Google today is announcing an overhaul of its Google Play Music streaming app for Android, iOS, and the web.
Probably the most fascinating aspect of the new version of the app is that, if you opt in, it will recommend music that’s appropriate given your location and what you’re currently doing. So if you’re sitting in your office, Google will suggest music that’s appropriate for that context.
“Your workout music is front and center as you walk into the gym, a sunset soundtrack appears just as the sky goes pink, and tunes for focusing turn up at the library,” Google Play Music lead product manager Elias Roman wrote in a blog post.
This lines up with an industry-wide trend of attempting to provide music that’s perfect for your situation. No other music streaming app — like Spotify or Apple Music — currently offers anything like this. It’s a higher level of personalization than many people are used to, and it’s possible because Google already knows where you are, so long as you allow it to know that information.
But Google isn’t exclusively reliant on algorithms to suggest music. Recommendations that appear at the top of the app’s redesigned home screen are “powered by Google’s machine learning systems and honed by our team of expert music curators,” Roman wrote, and the recommendations will improve as time goes by and you use the service more. Not that the human touch is new; human-generated playlists became more prevalent in the app following Google’s acquisition of Songza in 2014.

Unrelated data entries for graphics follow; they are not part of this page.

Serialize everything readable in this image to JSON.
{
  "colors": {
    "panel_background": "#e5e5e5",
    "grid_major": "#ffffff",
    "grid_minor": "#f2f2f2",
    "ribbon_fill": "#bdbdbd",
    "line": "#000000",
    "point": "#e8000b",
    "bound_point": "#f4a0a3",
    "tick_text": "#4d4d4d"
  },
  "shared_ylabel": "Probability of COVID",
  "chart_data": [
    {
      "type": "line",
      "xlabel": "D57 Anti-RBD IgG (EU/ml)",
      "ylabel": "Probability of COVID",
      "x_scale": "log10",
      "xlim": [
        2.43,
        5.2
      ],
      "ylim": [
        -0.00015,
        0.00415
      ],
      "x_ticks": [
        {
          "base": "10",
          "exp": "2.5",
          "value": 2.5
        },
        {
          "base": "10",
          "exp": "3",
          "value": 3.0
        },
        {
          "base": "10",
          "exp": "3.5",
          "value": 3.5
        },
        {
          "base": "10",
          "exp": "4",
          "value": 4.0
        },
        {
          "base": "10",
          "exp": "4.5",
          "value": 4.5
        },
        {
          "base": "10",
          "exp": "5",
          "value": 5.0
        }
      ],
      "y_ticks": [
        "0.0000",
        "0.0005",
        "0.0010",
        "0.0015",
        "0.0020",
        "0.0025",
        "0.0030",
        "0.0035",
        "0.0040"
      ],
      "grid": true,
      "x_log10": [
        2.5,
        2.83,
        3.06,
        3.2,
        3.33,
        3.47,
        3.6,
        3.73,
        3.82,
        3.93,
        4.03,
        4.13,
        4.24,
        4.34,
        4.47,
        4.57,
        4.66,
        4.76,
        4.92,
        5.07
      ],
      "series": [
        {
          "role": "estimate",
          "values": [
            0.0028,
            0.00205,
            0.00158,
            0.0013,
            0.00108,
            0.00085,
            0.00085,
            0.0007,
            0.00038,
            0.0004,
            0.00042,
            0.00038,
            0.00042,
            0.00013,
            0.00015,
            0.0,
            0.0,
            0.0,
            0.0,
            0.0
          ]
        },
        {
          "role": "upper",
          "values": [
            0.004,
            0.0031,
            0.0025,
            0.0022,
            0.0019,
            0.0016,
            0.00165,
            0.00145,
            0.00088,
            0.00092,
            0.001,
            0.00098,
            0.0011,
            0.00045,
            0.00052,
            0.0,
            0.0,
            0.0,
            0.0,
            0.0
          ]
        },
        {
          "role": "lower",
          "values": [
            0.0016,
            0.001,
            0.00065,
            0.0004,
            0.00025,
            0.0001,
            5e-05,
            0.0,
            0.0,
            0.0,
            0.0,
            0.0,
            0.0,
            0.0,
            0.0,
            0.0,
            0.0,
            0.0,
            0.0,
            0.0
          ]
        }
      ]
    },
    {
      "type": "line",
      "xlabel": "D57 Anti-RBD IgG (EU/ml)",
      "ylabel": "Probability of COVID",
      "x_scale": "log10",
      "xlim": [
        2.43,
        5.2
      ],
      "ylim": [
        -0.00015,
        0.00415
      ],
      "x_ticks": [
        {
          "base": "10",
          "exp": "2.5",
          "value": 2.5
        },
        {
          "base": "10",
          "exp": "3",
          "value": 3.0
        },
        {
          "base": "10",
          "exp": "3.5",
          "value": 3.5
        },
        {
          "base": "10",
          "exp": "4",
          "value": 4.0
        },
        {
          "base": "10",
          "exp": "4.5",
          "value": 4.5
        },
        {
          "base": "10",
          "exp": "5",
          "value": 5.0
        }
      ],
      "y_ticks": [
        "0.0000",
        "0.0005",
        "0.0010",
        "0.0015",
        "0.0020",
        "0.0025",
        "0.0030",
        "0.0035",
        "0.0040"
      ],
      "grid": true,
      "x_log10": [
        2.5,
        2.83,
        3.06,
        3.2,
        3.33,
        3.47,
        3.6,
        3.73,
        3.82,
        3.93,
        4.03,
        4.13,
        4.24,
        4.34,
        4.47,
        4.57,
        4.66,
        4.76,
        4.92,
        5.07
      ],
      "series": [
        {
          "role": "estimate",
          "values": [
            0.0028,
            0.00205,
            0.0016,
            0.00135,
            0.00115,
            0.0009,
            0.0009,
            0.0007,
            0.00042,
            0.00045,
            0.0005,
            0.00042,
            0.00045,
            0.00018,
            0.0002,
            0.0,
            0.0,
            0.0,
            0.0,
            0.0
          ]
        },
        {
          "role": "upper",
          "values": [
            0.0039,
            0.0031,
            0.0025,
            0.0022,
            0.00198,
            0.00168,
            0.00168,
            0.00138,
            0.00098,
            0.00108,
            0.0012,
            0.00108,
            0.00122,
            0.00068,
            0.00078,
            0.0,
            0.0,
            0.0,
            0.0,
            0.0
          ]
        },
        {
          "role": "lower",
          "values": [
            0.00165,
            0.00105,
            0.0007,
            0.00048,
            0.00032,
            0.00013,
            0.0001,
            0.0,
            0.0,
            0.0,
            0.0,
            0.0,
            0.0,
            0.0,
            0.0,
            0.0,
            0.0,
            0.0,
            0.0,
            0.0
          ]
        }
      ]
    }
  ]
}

Also new: If you’re a subscriber — a free tier lets you listen to stations, but you can choose individual songs to play and get rid of the ads if you pay $9.99 a month — the app will automatically make you a playlist that’s available to play offline “based on what you’ve listened to recently,” Roman wrote. You don’t have to download the playlist in advance. (This feature can be disabled.)
The new additions amount to thoughtful improvements on an app that Google doesn’t update all that often. This particular update is timely because Google Play Music is the default streaming option for the Google Home speaker that recently went on sale. It’s also free to use on Chromecast devices, such as the newly released 4K Chromecast Ultra. And it ships with the Google Pixel smartphones that came out last month. In short, this is a good time for Google to make sure that its standard-issue music app is appealing enough that users don’t bother to install alternatives.
Google Play Music’s library contains 35 million songs. Google has not talked about how many users the service has.